Up and behind him, Roderick watched a Skaven leap from the top of a nearby tent, its hooded figure framed by the moon as it reached the peak of its jump. For a moment it looked like it would land a good few feet clear of him, but its outstretched arms gave it the reach needed, seizing the horse by the saddlebags.

The mare loosed a terrified cry, the last of its resolve crumbling at the unexpected sensation of the newly added weight. It began to bolt, its hooves thundering across the path as it made for the gate, Roderick pulling on its reigns in a bid to slow it down.

He heard the Skaven cackle under its breath, looking down to see the rodent brandish a wicked dagger, most of the blade glowing a sickly green. It held the dagger over its head, aiming the point towards his leg, Roderick intercepting the strike with his sword, swiping the rodent’s weapon aside with such force it almost lost its grip. The ratman’s dagger must be corrosive, because the part of his sword that had touched its weapon started to slag, Roderick watching with a  perplexed expression as solid steel liquefied before his very eyes.

The Skaven’s cloak rippled as the horse sprinted at full-kilter, the world around him seeming to blur as it picked up speed. He parried another swing from the ratman, the rodent clinging stubbornly to his saddle even as the movement from the horse caused it to flail around wildly.

As dextrous as a snake, the Skaven crawled over the horse’s flank until it stood upon its spine, hunching down so it didn’t lose its balance. Roderick batted it away as it made to close the distance, the snivelling creature squeaking when his blade came within an inch of its pink nose.

It was hard to face the rodent with it placed squarely at his rear, making his swings awkward and unbalanced, and the panicked horse wasn’t helping either. At least the Skaven was similarly affected, its attention divided between clinging to the horse and fighting its rider.
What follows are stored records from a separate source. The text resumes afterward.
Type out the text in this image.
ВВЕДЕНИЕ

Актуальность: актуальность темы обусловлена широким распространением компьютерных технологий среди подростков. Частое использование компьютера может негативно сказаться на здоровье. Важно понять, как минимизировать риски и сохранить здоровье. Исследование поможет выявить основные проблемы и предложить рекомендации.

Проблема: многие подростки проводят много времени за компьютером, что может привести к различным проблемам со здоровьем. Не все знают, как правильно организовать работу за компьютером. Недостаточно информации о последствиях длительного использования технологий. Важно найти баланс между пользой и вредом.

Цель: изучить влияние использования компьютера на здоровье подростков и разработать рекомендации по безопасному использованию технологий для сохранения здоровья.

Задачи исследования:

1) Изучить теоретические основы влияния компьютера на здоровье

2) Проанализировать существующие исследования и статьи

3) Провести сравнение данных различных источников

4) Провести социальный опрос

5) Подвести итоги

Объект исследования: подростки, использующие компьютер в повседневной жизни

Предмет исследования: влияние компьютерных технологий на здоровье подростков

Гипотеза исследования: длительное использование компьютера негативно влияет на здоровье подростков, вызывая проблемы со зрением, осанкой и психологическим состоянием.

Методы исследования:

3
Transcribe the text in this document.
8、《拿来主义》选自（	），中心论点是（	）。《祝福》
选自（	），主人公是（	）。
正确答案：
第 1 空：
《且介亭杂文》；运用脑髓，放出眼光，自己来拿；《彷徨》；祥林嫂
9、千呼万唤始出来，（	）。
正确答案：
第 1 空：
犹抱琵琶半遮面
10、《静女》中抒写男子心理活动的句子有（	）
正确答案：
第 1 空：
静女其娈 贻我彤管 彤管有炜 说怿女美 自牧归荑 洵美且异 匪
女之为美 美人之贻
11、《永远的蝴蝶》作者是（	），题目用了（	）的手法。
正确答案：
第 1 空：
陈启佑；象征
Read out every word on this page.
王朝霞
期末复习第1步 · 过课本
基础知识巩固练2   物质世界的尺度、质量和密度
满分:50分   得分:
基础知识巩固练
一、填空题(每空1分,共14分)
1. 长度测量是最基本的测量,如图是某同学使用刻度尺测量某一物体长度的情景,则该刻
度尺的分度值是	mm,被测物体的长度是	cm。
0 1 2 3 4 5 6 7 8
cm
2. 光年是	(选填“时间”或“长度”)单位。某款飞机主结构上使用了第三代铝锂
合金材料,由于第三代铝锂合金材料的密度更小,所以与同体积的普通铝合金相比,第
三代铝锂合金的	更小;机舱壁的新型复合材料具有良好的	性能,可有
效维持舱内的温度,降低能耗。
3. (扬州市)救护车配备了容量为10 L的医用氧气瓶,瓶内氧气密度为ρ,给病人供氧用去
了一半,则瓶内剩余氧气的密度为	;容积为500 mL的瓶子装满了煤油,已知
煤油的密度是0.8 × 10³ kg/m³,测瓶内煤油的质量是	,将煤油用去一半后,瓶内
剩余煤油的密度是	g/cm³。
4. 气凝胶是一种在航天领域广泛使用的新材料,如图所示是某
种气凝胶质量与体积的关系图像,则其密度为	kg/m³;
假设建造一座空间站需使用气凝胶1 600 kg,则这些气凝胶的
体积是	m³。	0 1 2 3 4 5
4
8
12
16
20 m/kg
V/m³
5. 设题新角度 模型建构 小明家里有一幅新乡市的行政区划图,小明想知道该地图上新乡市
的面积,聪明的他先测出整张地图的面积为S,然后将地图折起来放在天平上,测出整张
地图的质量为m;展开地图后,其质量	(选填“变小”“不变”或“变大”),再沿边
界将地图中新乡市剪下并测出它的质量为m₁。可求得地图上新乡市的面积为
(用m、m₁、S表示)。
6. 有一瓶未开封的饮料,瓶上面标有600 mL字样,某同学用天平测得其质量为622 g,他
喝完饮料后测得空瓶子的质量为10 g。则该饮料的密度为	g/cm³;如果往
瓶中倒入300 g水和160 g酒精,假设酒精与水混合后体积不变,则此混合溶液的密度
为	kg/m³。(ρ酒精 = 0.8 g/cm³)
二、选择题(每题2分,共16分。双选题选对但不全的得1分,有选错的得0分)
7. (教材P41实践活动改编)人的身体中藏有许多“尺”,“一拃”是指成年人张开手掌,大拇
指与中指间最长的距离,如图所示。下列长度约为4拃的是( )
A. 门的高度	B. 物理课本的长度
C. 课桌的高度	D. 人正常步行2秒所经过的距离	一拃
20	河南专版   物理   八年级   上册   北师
As they exchanged hits, Roderick was just barely aware of the palisades shrinking away in the backdrop, the horse charging through the gate and into the wilds hugging the camp, the blue and white tents vanishing from view as it bolted over a hill.

The sounds of battle gave way to the calls of crickets and other nocturnal animals, Roderick starting to see trees in his peripherals. He wanted to slow the horse down, but the Skaven hijacking his mount was all he could focus on. He was exhausted enough with his fight with the soldiers, and his sword would melt clean off if he continued to parry and block its corrosive dagger, he needed to deal with this thing quickly.

The rodent seemed to follow the same train of thought, Roderick watching with wide eyes as it produced a second, identical dagger from its belt. Roderick prepared for an attack from two angles, but the Skaven surprised him but turning its blade upside down, plunging it into the horse’s spine right through the saddle.

The mare threw its head back, its mouth parting in a wail as its legs gave out, Roderick feeling his stomach fly up into his chest as it crashed to the ground. He was thrown clear out of his saddle, his feet slipping out of the stirrups, his world turning upside down as he arched over the horse’s head.

He felt something crack as his chest met the ground, Roderick bracing his hands in front of his face instinctively as he began to twist and roll. He felt the fronds of a bush encase him, a wall of sharp branches bringing his fall to a halt, his head swirling with dizziness and pain.